“In the morning, LORD, You hear my voice; in the morning I lay my requests before You and wait expectantly.” (verse 3)
For David, prayer was a priority – one of the first things that he did every morning. And he expected God to answer his prayers.
Does this seem at all strange to us? Prayer is something that we take for granted, something that many of us feel that we ‘ought’ to do, whether we really want to or not. Do we ever stop to wonder how amazing it is that a mere human being should be able to communicate with his or her Creator? It is one thing for us to speak to God – but why should He listen to us, let alone respond? There is such an enormous gulf between us. It is not just a matter of God being infinitely greater than we are; it is because He is a holy and righteous God (verse 4), and we are sinners. Pride, deceit and treachery rule out any kind of relationship with Him – which excludes 100 per cent of the human race.
“But I, by Your great love, can come into Your house…” (verse 7)
David knew that he was unworthy of such a privilege. Nobody can enter God’s presence on their own merits; we are totally reliant on His grace, and on what Jesus has done for us. “For Christ suffered once for sins, the righteous for the unrighteous, to bring you to God.” (I Peter 3:18)
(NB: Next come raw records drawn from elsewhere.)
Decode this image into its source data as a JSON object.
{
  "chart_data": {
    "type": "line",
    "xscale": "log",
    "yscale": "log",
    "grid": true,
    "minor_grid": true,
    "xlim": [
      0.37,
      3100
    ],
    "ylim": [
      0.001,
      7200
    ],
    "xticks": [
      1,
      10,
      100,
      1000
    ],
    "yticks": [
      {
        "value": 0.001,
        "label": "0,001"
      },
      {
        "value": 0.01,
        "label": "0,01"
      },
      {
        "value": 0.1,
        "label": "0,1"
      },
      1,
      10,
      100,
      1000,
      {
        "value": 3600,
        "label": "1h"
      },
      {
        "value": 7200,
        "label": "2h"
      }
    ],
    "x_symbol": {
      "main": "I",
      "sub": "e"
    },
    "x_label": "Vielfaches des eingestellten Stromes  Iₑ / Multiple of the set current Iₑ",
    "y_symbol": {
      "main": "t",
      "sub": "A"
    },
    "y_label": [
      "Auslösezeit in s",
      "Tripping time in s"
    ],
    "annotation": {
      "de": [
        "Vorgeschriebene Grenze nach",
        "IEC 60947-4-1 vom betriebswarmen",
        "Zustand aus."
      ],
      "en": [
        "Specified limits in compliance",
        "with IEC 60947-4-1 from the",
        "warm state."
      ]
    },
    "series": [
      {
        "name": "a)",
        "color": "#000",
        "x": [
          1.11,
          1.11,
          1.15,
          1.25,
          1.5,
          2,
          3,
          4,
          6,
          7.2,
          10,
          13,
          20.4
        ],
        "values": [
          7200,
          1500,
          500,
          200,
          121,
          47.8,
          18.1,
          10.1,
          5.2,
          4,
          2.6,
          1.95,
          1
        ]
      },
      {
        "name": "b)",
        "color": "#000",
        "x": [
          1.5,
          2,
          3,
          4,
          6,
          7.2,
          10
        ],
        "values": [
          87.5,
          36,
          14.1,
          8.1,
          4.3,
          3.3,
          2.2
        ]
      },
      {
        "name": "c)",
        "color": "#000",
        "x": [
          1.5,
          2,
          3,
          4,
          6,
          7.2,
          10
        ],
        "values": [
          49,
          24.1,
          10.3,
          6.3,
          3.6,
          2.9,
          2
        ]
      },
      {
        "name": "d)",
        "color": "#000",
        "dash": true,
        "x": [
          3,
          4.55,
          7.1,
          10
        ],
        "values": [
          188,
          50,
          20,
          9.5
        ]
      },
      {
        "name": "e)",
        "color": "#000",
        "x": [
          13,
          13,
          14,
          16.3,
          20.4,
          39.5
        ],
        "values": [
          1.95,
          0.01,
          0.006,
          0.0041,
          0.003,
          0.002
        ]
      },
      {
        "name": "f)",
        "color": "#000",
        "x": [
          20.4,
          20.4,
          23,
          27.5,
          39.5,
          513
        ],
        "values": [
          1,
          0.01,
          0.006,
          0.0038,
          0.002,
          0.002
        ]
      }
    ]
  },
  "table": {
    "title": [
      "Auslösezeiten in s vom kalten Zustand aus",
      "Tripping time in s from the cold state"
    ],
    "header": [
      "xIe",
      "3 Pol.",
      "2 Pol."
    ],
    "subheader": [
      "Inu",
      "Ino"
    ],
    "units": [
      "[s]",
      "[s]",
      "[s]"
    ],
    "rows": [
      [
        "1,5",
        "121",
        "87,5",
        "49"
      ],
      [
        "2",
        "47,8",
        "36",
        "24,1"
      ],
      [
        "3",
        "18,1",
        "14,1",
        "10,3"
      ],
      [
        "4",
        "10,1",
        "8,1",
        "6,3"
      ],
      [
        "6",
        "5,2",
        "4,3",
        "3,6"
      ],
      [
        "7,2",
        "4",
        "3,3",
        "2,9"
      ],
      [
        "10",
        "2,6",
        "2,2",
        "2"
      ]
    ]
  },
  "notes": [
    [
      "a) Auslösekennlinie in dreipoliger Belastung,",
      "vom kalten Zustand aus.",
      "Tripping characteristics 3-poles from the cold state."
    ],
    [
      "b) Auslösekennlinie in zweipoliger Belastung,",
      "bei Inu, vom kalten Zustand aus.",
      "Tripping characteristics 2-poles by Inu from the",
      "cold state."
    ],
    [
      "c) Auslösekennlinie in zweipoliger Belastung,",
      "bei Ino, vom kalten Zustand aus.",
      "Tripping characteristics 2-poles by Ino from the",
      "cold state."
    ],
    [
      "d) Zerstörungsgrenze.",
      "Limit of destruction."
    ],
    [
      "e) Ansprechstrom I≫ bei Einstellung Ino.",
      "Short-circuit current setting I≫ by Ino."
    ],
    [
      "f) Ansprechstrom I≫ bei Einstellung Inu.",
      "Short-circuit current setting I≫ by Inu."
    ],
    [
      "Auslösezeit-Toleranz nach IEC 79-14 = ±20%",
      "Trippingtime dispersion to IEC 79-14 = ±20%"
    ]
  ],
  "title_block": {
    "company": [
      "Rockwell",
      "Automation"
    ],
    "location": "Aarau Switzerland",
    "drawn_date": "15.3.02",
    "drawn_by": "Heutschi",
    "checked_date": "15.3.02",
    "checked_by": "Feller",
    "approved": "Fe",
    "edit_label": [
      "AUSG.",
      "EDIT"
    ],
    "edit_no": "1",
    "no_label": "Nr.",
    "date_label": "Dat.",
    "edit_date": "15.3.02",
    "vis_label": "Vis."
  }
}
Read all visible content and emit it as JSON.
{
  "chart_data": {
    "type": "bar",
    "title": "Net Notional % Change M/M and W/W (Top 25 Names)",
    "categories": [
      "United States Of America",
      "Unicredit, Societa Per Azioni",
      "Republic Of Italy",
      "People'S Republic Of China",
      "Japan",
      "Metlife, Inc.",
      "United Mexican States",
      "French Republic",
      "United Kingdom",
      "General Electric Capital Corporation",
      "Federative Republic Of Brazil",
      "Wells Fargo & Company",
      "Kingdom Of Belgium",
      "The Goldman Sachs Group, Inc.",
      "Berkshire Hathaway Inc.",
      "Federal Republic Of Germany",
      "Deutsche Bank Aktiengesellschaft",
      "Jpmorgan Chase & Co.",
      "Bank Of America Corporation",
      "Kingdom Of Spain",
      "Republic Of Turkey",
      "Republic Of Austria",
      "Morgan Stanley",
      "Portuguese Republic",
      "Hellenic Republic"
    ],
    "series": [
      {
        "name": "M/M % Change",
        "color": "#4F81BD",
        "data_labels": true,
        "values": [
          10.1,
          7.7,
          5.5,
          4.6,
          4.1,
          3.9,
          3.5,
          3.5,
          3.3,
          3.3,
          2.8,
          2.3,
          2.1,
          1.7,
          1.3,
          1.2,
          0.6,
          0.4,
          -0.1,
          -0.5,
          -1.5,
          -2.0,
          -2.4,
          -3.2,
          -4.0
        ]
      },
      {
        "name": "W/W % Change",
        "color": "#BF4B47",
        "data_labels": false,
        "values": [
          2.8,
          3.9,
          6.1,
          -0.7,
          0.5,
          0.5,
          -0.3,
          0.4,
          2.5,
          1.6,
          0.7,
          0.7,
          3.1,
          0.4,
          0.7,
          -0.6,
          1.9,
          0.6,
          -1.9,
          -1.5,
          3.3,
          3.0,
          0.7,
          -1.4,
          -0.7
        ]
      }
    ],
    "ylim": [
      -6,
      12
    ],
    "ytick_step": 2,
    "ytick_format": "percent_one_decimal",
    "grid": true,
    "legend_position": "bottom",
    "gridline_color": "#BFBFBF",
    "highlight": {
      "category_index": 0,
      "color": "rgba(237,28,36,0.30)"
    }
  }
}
The right to approach God in prayer is a precious privilege, and one that we should not abuse. So one of David’s daily prayers is for guidance and assistance – assistance to live a holy life, following God’s way (verse 8). For we live in a world that has rebelled against its Maker, and is continually trying to draw us away from Him. Like David, we need God’s favour and protection (verses 11,12). We depend on Him, all the time – and so for us prayer is not just a privilege but a necessity.